La producción de vida nuda es funcional. Lo que queda confinado en el campo, susceptible de ser explotado, esclavizado, desechado o exterminado, cumple un rol determinado como cimiento del poder que gobierna la casa. En su perfil más elemental, ese cobertizo es el mero almacén donde la vida desposeída de derecho se almacena como provisión alimenticia o como la fuerza de trabajo gratuita que sustenta el bienestar del domus; a su vez, en la versión más sofisticada, el campo cumple la función inmunitaria de identificar y recluir los peligros que acechan el dominio establecido. El poder es poder en la medida que corre el peligro de perderse. Ostentar el poder es estar amenazado por algún riesgo. Toda comunidad, establecida y movilizada desde un principio de identidad de cualquier orden (racial, teológico, ideológico,…), al mismo tiempo que se constituye como familia en la que se suspenden las barreras individuales, exige inmunizarse frente a aquellas diferencias que suponen un riesgo a su supuesta idiosincrasia. En esta tesitura el campo es una de las consecuencias de la preventiva neutralización del peligro que ejerce todo estado de derecho, legitimado para promulgar estados de excepción que permitan derogar derecho y reducir a vida nuda a quienes supongan una amenaza.
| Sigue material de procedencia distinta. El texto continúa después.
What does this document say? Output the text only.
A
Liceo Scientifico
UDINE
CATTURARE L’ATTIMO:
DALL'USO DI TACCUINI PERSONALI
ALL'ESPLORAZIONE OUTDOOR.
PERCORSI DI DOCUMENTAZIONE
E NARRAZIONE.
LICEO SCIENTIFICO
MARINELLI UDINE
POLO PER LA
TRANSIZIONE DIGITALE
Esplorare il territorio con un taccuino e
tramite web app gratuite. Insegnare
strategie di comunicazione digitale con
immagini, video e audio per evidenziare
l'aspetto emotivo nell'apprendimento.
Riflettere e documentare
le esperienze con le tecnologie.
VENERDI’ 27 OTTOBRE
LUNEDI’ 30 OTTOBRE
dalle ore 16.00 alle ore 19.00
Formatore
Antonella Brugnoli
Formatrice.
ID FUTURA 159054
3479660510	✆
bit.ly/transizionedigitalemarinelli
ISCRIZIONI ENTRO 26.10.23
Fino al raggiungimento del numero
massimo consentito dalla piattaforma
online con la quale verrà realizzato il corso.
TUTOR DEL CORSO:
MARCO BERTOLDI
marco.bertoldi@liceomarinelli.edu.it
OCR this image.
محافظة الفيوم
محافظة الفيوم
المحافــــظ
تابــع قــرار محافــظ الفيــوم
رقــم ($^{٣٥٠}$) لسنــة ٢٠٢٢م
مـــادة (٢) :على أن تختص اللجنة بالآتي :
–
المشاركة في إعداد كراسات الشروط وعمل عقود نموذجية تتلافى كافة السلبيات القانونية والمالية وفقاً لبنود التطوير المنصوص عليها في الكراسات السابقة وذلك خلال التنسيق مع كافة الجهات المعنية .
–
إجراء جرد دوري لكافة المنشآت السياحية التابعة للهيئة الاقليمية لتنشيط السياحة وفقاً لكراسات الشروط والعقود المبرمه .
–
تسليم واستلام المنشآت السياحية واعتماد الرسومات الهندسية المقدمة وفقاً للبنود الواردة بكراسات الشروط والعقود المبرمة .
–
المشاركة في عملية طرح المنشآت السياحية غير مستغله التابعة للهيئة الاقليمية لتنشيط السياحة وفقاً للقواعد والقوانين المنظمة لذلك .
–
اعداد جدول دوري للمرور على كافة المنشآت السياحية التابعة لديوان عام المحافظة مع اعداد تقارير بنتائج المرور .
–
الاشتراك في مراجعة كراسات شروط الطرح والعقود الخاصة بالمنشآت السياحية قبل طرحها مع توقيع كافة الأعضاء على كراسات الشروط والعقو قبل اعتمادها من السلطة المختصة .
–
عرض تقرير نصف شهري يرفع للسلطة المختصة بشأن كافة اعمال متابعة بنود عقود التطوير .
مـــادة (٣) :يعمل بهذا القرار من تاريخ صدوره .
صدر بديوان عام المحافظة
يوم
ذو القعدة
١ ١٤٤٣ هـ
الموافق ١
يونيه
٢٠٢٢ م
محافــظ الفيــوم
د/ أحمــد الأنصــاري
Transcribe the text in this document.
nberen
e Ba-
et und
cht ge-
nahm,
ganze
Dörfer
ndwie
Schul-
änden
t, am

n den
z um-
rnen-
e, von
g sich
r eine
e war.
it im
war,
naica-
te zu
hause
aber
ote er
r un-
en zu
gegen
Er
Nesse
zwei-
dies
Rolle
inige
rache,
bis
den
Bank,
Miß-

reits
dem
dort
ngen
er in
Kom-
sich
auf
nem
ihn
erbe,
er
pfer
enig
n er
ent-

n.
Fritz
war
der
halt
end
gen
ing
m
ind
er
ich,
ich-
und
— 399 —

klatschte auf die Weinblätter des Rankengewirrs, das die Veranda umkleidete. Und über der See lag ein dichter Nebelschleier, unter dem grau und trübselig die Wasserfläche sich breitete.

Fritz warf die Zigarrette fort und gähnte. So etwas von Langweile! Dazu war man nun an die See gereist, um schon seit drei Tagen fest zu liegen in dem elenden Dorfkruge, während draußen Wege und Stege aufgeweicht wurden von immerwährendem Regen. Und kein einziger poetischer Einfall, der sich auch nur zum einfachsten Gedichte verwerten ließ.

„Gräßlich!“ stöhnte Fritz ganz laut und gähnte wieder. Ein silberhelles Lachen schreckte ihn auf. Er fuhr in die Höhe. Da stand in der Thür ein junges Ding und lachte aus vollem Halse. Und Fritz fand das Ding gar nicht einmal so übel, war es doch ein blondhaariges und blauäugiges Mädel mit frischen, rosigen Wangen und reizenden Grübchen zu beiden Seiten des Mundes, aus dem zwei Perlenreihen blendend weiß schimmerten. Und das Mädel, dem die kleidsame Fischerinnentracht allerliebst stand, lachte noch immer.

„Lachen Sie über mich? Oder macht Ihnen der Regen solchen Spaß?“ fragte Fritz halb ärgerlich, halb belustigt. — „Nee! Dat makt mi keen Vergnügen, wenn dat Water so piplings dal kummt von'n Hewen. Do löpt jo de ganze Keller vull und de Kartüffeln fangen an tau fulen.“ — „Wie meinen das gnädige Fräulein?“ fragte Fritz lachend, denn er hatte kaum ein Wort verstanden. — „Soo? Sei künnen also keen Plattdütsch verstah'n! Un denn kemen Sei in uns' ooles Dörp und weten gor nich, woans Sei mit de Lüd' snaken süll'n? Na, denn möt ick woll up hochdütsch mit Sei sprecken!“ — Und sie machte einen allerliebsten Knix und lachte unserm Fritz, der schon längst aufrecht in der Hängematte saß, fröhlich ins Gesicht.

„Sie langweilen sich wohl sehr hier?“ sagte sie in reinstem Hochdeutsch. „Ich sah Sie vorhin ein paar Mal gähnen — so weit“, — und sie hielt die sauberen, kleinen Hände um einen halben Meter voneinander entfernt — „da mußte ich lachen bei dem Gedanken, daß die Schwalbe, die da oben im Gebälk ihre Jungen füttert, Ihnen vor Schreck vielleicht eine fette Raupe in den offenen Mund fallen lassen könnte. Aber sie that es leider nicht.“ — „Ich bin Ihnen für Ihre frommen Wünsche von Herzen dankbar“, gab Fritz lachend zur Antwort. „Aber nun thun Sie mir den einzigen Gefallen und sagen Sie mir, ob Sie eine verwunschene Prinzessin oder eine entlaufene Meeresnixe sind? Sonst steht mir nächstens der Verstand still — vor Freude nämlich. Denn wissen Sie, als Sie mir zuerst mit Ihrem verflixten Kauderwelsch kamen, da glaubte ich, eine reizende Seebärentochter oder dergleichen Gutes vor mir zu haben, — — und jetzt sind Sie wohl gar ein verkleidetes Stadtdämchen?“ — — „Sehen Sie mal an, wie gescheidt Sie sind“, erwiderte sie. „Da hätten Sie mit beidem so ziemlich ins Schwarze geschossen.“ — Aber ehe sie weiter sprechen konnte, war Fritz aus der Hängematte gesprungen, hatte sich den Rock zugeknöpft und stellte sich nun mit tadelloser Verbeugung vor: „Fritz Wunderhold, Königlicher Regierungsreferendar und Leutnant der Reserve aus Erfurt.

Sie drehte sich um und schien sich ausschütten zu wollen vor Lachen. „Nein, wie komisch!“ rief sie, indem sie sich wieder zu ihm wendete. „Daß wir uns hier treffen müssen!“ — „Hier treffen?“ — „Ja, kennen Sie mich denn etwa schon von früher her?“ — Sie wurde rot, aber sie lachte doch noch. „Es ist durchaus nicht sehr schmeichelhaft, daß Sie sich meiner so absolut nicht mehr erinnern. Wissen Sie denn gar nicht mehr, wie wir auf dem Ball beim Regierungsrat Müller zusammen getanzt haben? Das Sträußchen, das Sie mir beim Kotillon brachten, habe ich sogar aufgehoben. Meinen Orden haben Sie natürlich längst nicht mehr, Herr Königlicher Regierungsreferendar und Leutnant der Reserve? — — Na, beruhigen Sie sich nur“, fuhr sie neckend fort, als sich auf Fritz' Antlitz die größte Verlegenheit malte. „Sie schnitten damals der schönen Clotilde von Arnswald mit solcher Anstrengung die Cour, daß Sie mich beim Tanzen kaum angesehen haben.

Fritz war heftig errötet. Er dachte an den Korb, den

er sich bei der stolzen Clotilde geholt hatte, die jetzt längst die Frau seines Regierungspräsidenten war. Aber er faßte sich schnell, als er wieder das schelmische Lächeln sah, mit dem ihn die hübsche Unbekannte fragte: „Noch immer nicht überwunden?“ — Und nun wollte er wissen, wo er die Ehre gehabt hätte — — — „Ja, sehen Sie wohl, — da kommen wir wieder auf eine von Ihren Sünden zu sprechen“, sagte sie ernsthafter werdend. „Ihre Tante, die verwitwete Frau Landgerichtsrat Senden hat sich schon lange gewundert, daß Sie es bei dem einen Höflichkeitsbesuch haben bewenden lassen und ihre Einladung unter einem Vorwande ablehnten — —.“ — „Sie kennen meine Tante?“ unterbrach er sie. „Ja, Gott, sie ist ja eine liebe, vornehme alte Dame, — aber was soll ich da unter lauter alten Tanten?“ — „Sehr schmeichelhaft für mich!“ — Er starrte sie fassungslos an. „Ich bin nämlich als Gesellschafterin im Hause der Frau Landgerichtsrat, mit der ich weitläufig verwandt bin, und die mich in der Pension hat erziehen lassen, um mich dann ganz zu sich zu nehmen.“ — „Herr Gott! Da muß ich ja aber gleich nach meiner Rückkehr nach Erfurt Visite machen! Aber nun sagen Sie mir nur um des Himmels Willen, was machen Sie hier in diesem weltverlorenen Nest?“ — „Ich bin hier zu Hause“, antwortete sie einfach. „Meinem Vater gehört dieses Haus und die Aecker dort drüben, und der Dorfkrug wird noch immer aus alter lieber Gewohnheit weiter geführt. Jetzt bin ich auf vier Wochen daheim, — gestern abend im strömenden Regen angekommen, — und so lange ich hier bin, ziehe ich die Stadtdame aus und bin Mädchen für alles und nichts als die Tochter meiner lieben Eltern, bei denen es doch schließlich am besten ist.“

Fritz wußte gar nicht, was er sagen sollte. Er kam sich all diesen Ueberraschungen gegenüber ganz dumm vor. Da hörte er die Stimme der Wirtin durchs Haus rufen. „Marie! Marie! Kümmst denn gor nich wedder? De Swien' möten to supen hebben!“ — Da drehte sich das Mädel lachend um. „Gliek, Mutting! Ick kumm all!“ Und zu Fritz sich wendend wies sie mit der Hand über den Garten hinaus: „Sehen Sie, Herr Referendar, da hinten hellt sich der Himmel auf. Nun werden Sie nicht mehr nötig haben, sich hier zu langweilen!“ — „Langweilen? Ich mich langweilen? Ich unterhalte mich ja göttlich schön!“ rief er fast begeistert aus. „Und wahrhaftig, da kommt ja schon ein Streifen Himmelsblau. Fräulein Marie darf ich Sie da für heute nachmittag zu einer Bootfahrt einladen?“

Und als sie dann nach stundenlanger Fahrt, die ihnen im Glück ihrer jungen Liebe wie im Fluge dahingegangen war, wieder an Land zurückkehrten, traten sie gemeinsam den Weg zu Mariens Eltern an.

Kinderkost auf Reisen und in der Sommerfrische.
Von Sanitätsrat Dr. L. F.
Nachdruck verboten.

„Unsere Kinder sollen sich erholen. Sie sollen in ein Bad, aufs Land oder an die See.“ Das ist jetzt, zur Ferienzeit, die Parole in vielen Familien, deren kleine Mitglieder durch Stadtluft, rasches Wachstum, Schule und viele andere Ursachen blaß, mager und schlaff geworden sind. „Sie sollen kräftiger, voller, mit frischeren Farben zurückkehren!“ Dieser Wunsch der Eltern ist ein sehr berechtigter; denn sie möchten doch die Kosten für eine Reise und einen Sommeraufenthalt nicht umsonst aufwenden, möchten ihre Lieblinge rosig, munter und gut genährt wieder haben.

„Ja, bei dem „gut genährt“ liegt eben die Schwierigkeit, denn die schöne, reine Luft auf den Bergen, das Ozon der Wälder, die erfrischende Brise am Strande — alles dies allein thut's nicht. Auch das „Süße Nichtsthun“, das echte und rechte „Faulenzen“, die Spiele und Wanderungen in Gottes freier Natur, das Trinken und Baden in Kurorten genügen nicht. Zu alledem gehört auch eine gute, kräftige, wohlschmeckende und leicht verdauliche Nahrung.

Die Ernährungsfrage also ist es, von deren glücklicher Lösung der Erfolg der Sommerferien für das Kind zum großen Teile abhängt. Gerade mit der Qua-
Cualquier régimen de poder, en consecuencia, abriga el esbozo de un campo, incluido el modelo de las democracias liberales. Si hoy se multiplican los campos camuflados en toda suerte de variantes, es a causa de la progresiva conversión del Estado de Derecho – aquel que en principio tendría por objeto disipar el miedo y asentar un sosiego social- en Security State – aquel otro que se fundamenta en el promoción de enemigos y de miedo para fortalecer sus reglas de dominio -. A mayor promoción de peligros, a mayor definición de situaciones como excepcionales y de riesgo para el domus comunal, mayor legitimidad del poder para sugerir la identificación de sus actores y, sobre todo, mayor fundamento para suspender su plena condición. Con estos ingredientes en marcha es inevitable la proliferación de campos, ya sean tan ordinarios y explícitos como Guantánamo, o camuflados bajo la retórica de lo cautelar en Lesbos o en cualquier Centro de Internamiento para Extranjeros. Remitir a los campos de concentración que poblaron la geografía europea a lo largo del siglo XX, no es pues un mero ejercicio de memoria histórica sino una arqueología del presente.
[1] Saul fia (El hijo de Saúl). Dir: László Nemes. 2015. Al amparo del relato bíblico, el protagonista, miembro de los Sonderkommander, trabaja en los hornos donde se aniquila a sus congéneres. En una suerte de bucle , lo mismo hace Tania, portuguesa e inmigrante de primera generación a Norfolk, cuando confina a sus compatriotas entre el hotel y el matadero.